A weak Goodstein sequence starting at $m>0$ is a sequence $m_0,m_1,\cdots$ of natural numbers defined by $m_0=m$. To obtain $m_{k+1}$ form $m_k$ (as long as $m_k\neq 0$), write $m_k$ in base $k+2$, increase the base by $1$ (to $k+3$), and subtract $1$. For example, the weak Goodstein sequence starting at $m=21$ is as follows:
$m_0=21=2^4+2^2+2^0$
$m_1=3^4+3^2+3^0-1=90$
$m_2=4^4+4^2-1=271$
$m_3=5^4+5^1\cdot 3+5^0\cdot 3-1=642$
Theorem: For each $m>0$, the weak Goodstein sequence starting at $m$ eventually terminates with $m_n=0$ for some $n$.

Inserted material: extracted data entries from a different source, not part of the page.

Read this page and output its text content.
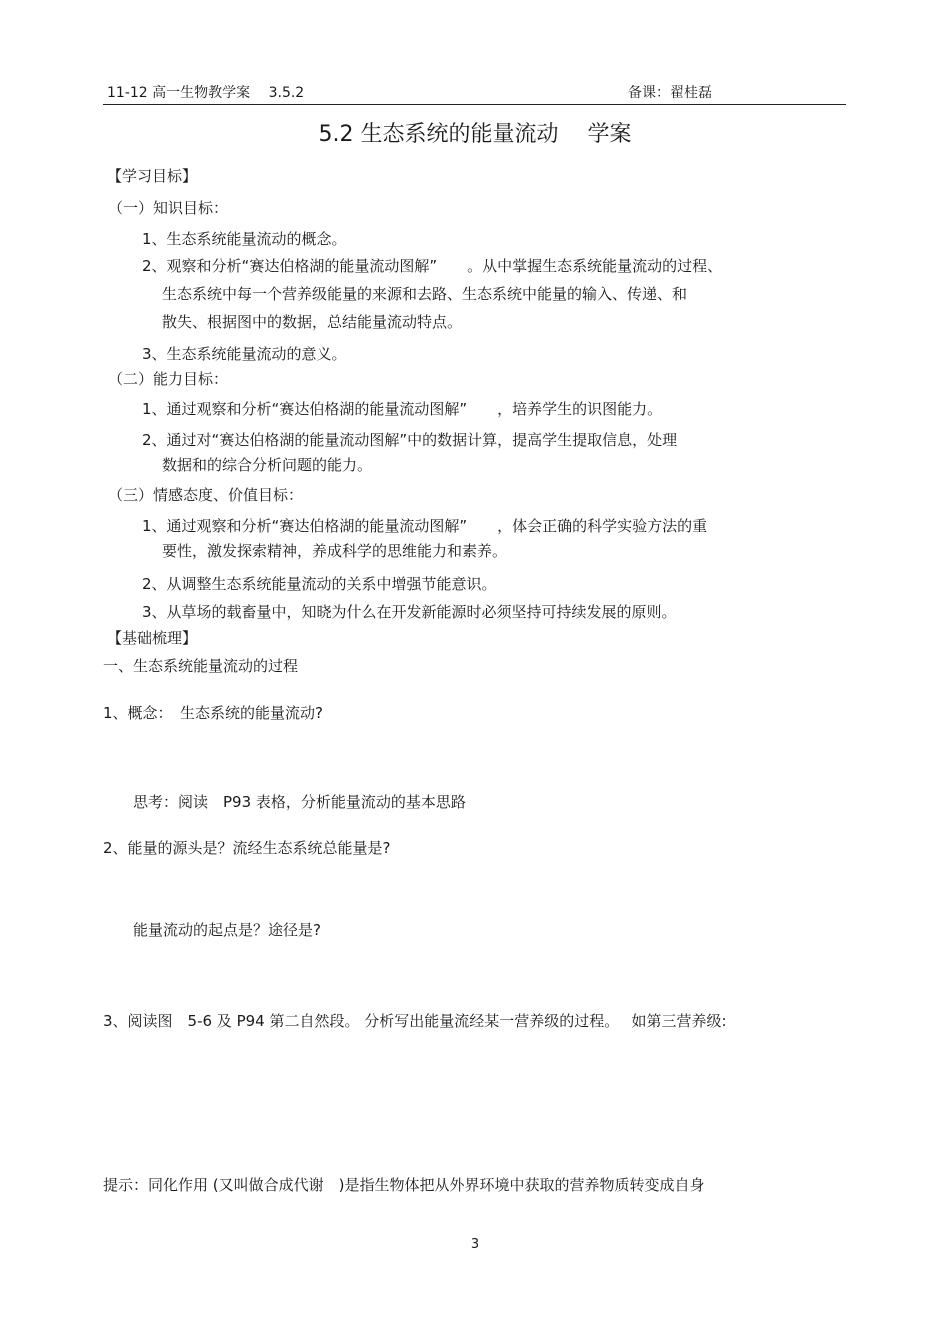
11-12 高一生物教学案　 3.5.2	备课：翟桂磊
5.2 生态系统的能量流动　 学案
【学习目标】
（一）知识目标：
1、生态系统能量流动的概念。
2、观察和分析“赛达伯格湖的能量流动图解”　　。从中掌握生态系统能量流动的过程、
生态系统中每一个营养级能量的来源和去路、生态系统中能量的输入、传递、和
散失、根据图中的数据，总结能量流动特点。
3、生态系统能量流动的意义。
（二）能力目标：
1、通过观察和分析“赛达伯格湖的能量流动图解”　　，培养学生的识图能力。
2、通过对“赛达伯格湖的能量流动图解”中的数据计算，提高学生提取信息，处理
数据和的综合分析问题的能力。
（三）情感态度、价值目标：
1、通过观察和分析“赛达伯格湖的能量流动图解”　　，体会正确的科学实验方法的重
要性，激发探索精神，养成科学的思维能力和素养。
2、从调整生态系统能量流动的关系中增强节能意识。
3、从草场的载畜量中，知晓为什么在开发新能源时必须坚持可持续发展的原则。
【基础梳理】
一、生态系统能量流动的过程
1、概念：　生态系统的能量流动?
思考：阅读　P93 表格，分析能量流动的基本思路
2、能量的源头是？流经生态系统总能量是?
能量流动的起点是？途径是?
3、阅读图　5-6 及 P94 第二自然段。 分析写出能量流经某一营养级的过程。　 如第三营养级:
提示：同化作用 (又叫做合成代谢　)是指生物体把从外界环境中获取的营养物质转变成自身
3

Does my attempt look fine or contain logical flaws/gaps? Any suggestion is greatly appreciated. Thank you for your help!
My attempt:
Let $m_0,m_1,\cdots$ be the weak Goodstein sequence starting at $m$. Its $a^{\rm th}$ term is written in base $a+2$: $$m_a=(a+2)^{b_1}k_1+\cdots+(a+2)^{b_n}k_n$$
Consider the ordinal $\alpha_a=\omega^{b_1}\cdot k_1+\cdots+\omega^{b_n}\cdot k_n$ obtained by replacing $a+2$ by $\omega$. We have $$\begin{align}m_{a+1}&=(a+3)^{b_1}k_1+\cdots+(a+3)^{b_n}k_n-1\\&=(a+3)^{b_1}k_1+\cdots+(a+3)^{b_{n-1}}k_{n-1}+\left((a+3)^{b_n}k_n-1\right)\\&=(a+3)^{b_1}k_1+\cdots+(a+3)^{b_{n-1}}k_{n-1}+(a+3)^{b'_n}k'_n\end{align}$$ where $(a+3)^{b_n}k_n-1=(a+3)^{b'_n}k'_n$.

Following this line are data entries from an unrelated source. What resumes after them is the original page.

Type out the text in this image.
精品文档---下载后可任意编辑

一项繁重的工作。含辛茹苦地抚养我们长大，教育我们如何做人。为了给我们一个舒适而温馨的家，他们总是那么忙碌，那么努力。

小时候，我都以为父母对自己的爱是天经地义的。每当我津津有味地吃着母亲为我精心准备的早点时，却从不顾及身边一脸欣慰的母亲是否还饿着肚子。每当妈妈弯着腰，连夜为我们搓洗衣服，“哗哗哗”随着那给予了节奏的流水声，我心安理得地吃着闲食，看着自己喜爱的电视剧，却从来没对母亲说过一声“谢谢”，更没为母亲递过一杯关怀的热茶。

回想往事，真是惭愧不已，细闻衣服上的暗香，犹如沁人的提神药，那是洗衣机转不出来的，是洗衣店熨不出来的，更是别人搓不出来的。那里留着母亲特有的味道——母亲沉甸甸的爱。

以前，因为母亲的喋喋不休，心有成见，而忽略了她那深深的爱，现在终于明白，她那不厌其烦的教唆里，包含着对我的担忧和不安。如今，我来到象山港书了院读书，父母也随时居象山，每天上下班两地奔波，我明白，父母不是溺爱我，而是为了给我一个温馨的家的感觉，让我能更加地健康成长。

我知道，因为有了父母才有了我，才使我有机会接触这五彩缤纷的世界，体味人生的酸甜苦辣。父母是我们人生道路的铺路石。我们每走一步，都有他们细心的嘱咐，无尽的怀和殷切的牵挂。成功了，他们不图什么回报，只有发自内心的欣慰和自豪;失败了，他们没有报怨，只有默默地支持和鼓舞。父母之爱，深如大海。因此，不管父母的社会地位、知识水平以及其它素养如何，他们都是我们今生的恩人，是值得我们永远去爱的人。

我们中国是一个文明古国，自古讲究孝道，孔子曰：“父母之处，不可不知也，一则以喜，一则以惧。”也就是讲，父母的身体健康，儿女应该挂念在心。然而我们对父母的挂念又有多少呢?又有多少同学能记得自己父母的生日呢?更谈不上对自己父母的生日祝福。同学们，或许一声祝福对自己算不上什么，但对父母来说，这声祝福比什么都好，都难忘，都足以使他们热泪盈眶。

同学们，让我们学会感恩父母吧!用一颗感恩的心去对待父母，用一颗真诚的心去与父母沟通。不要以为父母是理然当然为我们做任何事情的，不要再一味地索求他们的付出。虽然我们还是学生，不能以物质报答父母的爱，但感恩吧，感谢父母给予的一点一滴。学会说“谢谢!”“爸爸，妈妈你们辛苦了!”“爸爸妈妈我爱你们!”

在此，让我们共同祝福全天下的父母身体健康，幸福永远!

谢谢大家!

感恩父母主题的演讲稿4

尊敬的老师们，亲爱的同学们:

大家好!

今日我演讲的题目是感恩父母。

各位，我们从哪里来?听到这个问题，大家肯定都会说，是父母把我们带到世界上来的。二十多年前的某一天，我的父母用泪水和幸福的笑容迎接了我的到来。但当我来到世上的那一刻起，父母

It follows that $b_n>b'_n$ and that $\alpha_a>\alpha_{a+1}=\omega^{b_1}\cdot k_1+\cdots+\omega^{b_{n-1}}\cdot k_{n-1}+\omega^{b'_n}\cdot k'_n$. Then $\alpha_0>\alpha_1>\cdots>\alpha_a>\cdots$ is a decreasing sequence of ordinals.
If $(m_a \mid a\in\Bbb N)$ did not go to $0$, it would not terminate and thus be infinite. Consequently, $(\alpha_a\mid a\in \Bbb N)$ would be infinite. This contradicts the fact that $<$ is a well-founded relation on ordinals.